Cf. TNCD chapitre 20 Autres thématiques sous-chapitre 20.5 et 20.6
(Recommandations INCa : évaluation du statut MMR tumoral, décembre 2021 et indications des tests moléculaires, juin 2022).
L'examen d’un minimum de 12 ganglions est recommandé. |
Pour les tumeurs localement avancées envahissant les organes de voisinage, le caractère mono-bloc ou non de la résection doit être précisé sur les comptes-rendus opératoire et anatomopathologique du fait de sa valeur pronostique.
La classification TNM-UICC est recommandée. Le nombre de ganglions examinés et le nombre de ganglions envahis ont une valeur pronostique. Une analyse fine des facteurs pronostiques TNM permet d’observer que les tumeurs T4N0 ont un pronostic plus mauvais que les tumeurs T1N1 ou T2N1, dont le pronostic est similaire aux tumeurs T3N0 [Le Voyer, et al. 2003].
La dernière version de la classification TNM indique comme paramètres pronostiques essentiels les catégories T, N et M et additionnels, l’invasion vasculaire/lymphatique, l’invasion péri-nerveuse, le grade, le bourgeonnement tumoral (ou tumor budding), l’existence d’une perforation, les statuts RAS, MSI et BRAF.
Le test moléculaire tumoral à recommander dans le cadre de la prise en charge des cancers du côlon de stade II-III est la recherche d’un statut dMMR en raison de sa valeur pronostique et de son intérêt pour la recherche d’un syndrome de Lynch (environ 20 % des cancers colorectaux de stade II et 12 % des stades III sont MSI) [Boland et al. 2010]. Il s’agit d’une caractéristique moléculaire dont la fréquence augmente avec l’âge des patients (> 20 % après 75 ans et > 30 % après 85 ans) [Aparicio et al. 2013].
Parmi ces cancers de phénotype dMMR/MSI, il faut distinguer les cancers sporadiques (environ 80 %), qui sont décrits majoritairement chez des sujets âgés, de ceux observés chez les patients atteints d’un syndrome de Lynch (20 %). Ce phénotype moléculaire tumoral doit être déterminé au moyen d’une technique d’immunohistochimie (anticorps anti-MLH1, MSH2, MSH6 et PMS2) et/ou de biologie moléculaire après extraction d’ADN à partir de matériel tumoral fixé et inclus en paraffine. L’absence d’expression de l’une des protéines de réparation MMR (MLH1, MSH2, MSH6 et PMS2) au niveau tumoral est fortement en faveur d’un phénotype MSI [Ward et al. 2005]. En cas de tumeur MSI en biologie moléculaire et dans le cadre d’une suspicion de syndrome de Lynch, une analyse immuno-histochimique au sein de la tumeur de l’expression des protéines de réparation MMR (MLH1, MSH2, MSH6 et PMS2) permet d’orienter le diagnostic génétique vers le gène altéré. L’extinction de MSH2, MSH6 et PMS2 oriente le plus souvent vers un syndrome de Lynch alors que l’extinction de MLH1 peut se rencontrer dans un cadre héréditaire ou sporadique. Dans ce cadre, en cas de tumeur BRAF mutée ou en cas d’hyperméthylation du promoteur de MLH1, ces altérations moléculaires tumorales sont associées aux tumeurs MSI sporadiques.

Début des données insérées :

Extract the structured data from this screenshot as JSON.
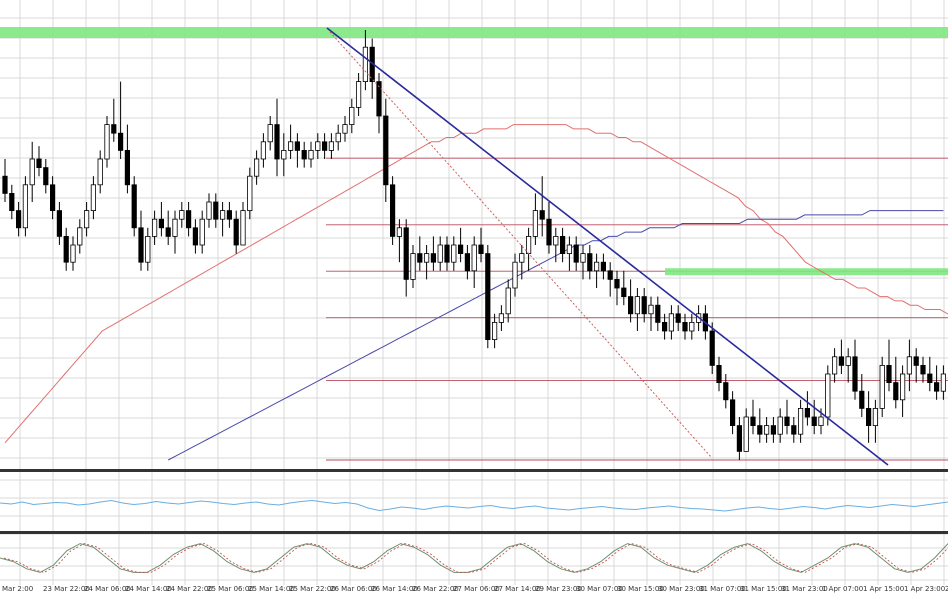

La mise en place par l’INCa au niveau de l’ensemble du territoire de plateformes de biologie moléculaire des cancers permet un accès en routine à ces tests.
En cas de récidive de la maladie pour laquelle un traitement par anti-EGFR sera éventuellement discuté, la conservation de l’ADN tumoral au sein des plateformes permettra la détermination du statut RAS dans un délai court. Les statuts BRAF et MMR tumotal seront aussi utiles en cas de rechute car ils apportent des informations pronostiques et permettent d’orienter le patient vers une stratégie thérapeutique avec possibilité de ciblage thérapeutique, ou encore de sélectionner le patient pour des essais dédiés à ces formes rares [Kopetz et al. 2019 ; Kopetz et al. 2020 ; André et al. 2020].

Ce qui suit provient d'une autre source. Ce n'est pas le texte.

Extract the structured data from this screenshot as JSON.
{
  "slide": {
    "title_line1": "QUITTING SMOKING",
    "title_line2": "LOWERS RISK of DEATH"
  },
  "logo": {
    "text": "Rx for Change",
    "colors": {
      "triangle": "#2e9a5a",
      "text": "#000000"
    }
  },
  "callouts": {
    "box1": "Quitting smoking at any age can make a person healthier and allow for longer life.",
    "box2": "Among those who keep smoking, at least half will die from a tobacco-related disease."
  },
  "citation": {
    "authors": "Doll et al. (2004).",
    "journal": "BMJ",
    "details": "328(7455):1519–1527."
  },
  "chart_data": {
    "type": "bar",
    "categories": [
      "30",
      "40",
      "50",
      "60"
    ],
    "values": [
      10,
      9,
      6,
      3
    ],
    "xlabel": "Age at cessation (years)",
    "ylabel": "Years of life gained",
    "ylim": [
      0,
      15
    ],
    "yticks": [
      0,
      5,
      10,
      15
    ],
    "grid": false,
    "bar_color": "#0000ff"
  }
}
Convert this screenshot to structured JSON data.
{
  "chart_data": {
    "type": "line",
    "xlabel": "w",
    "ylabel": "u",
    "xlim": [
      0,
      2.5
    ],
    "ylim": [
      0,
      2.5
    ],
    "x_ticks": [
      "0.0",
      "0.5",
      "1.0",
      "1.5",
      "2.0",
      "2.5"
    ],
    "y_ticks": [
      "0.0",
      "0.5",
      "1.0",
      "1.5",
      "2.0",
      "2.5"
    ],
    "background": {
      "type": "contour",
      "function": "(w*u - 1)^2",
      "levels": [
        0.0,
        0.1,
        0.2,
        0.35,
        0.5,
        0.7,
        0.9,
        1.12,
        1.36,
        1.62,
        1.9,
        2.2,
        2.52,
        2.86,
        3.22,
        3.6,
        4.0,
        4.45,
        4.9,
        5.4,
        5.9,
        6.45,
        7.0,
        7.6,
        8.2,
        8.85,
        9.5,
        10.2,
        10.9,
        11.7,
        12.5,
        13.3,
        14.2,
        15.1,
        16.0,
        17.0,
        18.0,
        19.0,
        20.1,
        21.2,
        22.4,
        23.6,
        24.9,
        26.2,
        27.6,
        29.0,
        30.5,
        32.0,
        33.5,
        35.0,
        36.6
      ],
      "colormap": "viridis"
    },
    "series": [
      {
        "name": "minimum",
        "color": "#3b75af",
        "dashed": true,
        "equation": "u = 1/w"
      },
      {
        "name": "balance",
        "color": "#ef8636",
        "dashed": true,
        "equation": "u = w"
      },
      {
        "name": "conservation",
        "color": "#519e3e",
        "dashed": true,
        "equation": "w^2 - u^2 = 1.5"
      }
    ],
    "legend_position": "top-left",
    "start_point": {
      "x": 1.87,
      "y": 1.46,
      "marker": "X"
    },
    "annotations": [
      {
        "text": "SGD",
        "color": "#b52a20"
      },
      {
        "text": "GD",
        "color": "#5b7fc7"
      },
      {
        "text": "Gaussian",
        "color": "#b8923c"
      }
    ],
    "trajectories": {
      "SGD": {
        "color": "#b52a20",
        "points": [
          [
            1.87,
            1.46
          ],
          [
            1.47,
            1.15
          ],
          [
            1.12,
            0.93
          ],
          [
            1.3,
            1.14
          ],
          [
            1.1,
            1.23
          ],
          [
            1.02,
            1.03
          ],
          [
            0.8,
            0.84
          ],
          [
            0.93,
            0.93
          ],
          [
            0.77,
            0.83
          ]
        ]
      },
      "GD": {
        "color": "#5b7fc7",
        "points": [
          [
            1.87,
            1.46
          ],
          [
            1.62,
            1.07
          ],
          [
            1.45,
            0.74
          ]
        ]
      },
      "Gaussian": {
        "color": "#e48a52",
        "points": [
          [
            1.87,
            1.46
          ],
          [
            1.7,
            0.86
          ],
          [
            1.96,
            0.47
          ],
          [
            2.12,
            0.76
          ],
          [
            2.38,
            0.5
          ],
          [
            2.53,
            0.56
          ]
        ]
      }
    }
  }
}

Compte-tenu de l’ensemble de ces données et des résultats récents concernant l’impact positif de l’immunothérapie en première ligne métastatique des cancers colorectaux, la détermination systématique du statut tumoral MMR dans tous les cancers colorectaux est recommandée.

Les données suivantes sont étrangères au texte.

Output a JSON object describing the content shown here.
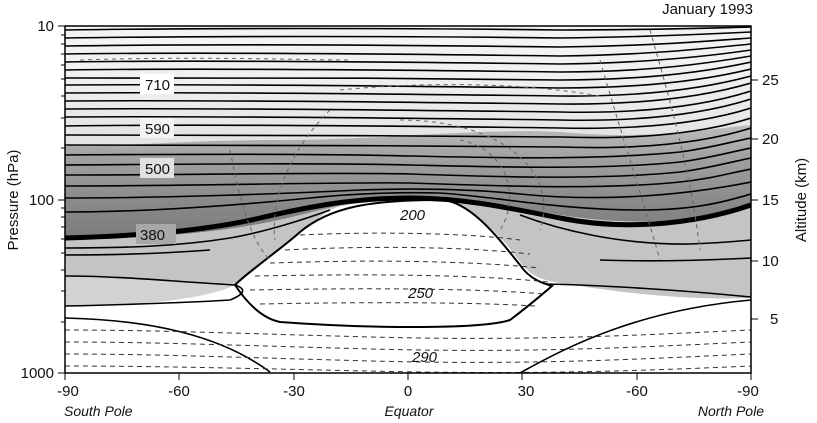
{
  "title": "January 1993",
  "y_left_label": "Pressure (hPa)",
  "y_right_label": "Altitude (km)",
  "x_ticks": [
    "-90",
    "-60",
    "-30",
    "0",
    "30",
    "-60",
    "-90"
  ],
  "x_annotations": {
    "south": "South Pole",
    "equator": "Equator",
    "north": "North Pole"
  },
  "y_left_ticks": [
    "10",
    "100",
    "1000"
  ],
  "y_right_ticks": [
    "25",
    "20",
    "15",
    "10",
    "5"
  ],
  "contour_labels": {
    "c710": "710",
    "c590": "590",
    "c500": "500",
    "c380": "380",
    "c200": "200",
    "c250": "250",
    "c290": "290"
  },
  "colors": {
    "shade_dark": "#8c8c8c",
    "shade_mid": "#bdbdbd",
    "shade_light": "#dedede",
    "line": "#000000"
  }
}
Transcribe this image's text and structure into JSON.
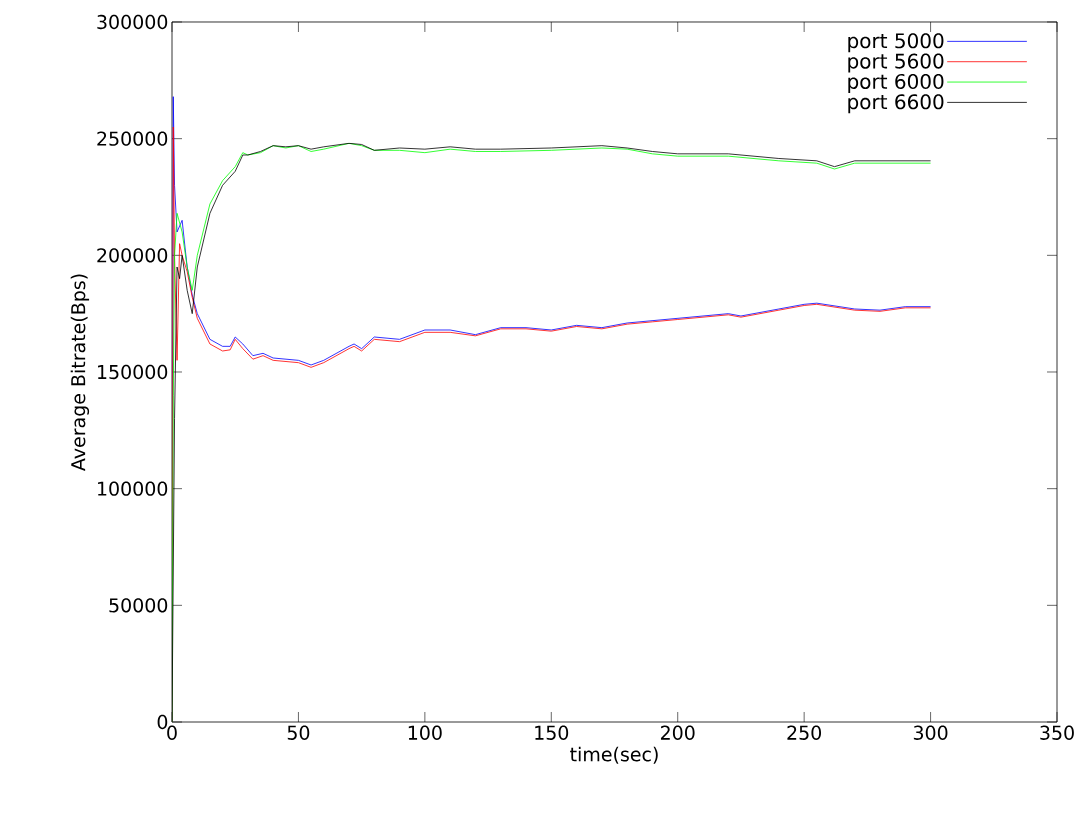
{
  "chart_data": {
    "type": "line",
    "xlabel": "time(sec)",
    "ylabel": "Average Bitrate(Bps)",
    "xlim": [
      0,
      350
    ],
    "ylim": [
      0,
      300000
    ],
    "xticks": [
      0,
      50,
      100,
      150,
      200,
      250,
      300,
      350
    ],
    "yticks": [
      0,
      50000,
      100000,
      150000,
      200000,
      250000,
      300000
    ],
    "grid": false,
    "legend": "top right",
    "marker": "none",
    "line_style": "solid",
    "series": [
      {
        "name": "port 5000",
        "color": "#0000ff",
        "x": [
          0,
          0.5,
          1,
          2,
          4,
          6,
          8,
          10,
          15,
          20,
          23,
          25,
          28,
          32,
          36,
          40,
          50,
          55,
          60,
          70,
          72,
          75,
          80,
          90,
          100,
          110,
          120,
          130,
          140,
          150,
          160,
          170,
          180,
          190,
          200,
          220,
          225,
          240,
          250,
          255,
          270,
          280,
          290,
          300
        ],
        "values": [
          0,
          268000,
          230000,
          210000,
          215000,
          195000,
          183000,
          175000,
          164000,
          161000,
          161000,
          165000,
          162000,
          157000,
          158000,
          156000,
          155000,
          153000,
          155000,
          161000,
          162000,
          160000,
          165000,
          164000,
          168000,
          168000,
          166000,
          169000,
          169000,
          168000,
          170000,
          169000,
          171000,
          172000,
          173000,
          175000,
          174000,
          177000,
          179000,
          179500,
          177000,
          176500,
          178000,
          178000
        ]
      },
      {
        "name": "port 5600",
        "color": "#ff0000",
        "x": [
          0,
          0.5,
          1,
          2,
          3,
          4,
          6,
          8,
          10,
          15,
          20,
          23,
          25,
          28,
          32,
          36,
          40,
          50,
          55,
          60,
          70,
          72,
          75,
          80,
          90,
          100,
          110,
          120,
          130,
          140,
          150,
          160,
          170,
          180,
          190,
          200,
          220,
          225,
          240,
          250,
          255,
          270,
          280,
          290,
          300
        ],
        "values": [
          0,
          255000,
          200000,
          155000,
          205000,
          200000,
          193000,
          182000,
          173000,
          162000,
          159000,
          159500,
          164000,
          160000,
          155500,
          157000,
          155000,
          154000,
          152000,
          154000,
          160000,
          161000,
          159000,
          164000,
          163000,
          167000,
          167000,
          165500,
          168500,
          168500,
          167500,
          169500,
          168500,
          170500,
          171500,
          172500,
          174500,
          173500,
          176500,
          178500,
          179000,
          176500,
          176000,
          177500,
          177500
        ]
      },
      {
        "name": "port 6000",
        "color": "#00ff00",
        "x": [
          0,
          0.5,
          1,
          2,
          4,
          6,
          8,
          10,
          15,
          20,
          25,
          28,
          30,
          35,
          40,
          45,
          50,
          55,
          60,
          70,
          75,
          80,
          90,
          100,
          110,
          120,
          130,
          150,
          170,
          180,
          190,
          200,
          220,
          240,
          255,
          262,
          270,
          300
        ],
        "values": [
          0,
          140000,
          200000,
          218000,
          210000,
          195000,
          185000,
          200000,
          222000,
          232000,
          238000,
          244000,
          243000,
          244000,
          247000,
          246000,
          247000,
          244500,
          245500,
          248000,
          247000,
          245000,
          245000,
          244000,
          245500,
          244500,
          244500,
          245000,
          246000,
          245500,
          243500,
          242500,
          242500,
          240500,
          239500,
          237000,
          239500,
          239500
        ]
      },
      {
        "name": "port 6600",
        "color": "#000000",
        "x": [
          0,
          1,
          2,
          3,
          4,
          6,
          8,
          10,
          15,
          20,
          25,
          28,
          30,
          35,
          40,
          45,
          50,
          55,
          60,
          70,
          75,
          80,
          90,
          100,
          110,
          120,
          130,
          150,
          170,
          180,
          190,
          200,
          220,
          240,
          255,
          262,
          270,
          300
        ],
        "values": [
          0,
          130000,
          195000,
          190000,
          200000,
          185000,
          175000,
          195000,
          218000,
          230000,
          236000,
          243000,
          243000,
          244500,
          247000,
          246500,
          247000,
          245500,
          246500,
          248000,
          247500,
          245000,
          246000,
          245500,
          246500,
          245500,
          245500,
          246000,
          247000,
          246000,
          244500,
          243500,
          243500,
          241500,
          240500,
          238000,
          240500,
          240500
        ]
      }
    ]
  }
}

Les études de biologie moléculaire sont à encourager. Afin de les rendre possibles, un prélèvement pour congélation à visée sanitaire est souhaitable. Cependant, l'utilisation du formol comme fixateur et des blocs en paraffine qui permet la réalisation de ces tests dans la très grande majorité des cas est à privilégier [INCA ACTUALISATION 2011 DES INDICATIONS ET RECOMMANDATIONS AUX TUMOROTHÈQUES - Conservation et utilisation des échantillons tumoraux en cancérologie https://www.e-cancer.fr/Expertises-et-publications/Catalogue-des-publications/Conservation-et-utilisation-des-echantillons-tumoraux-en-cancerologie].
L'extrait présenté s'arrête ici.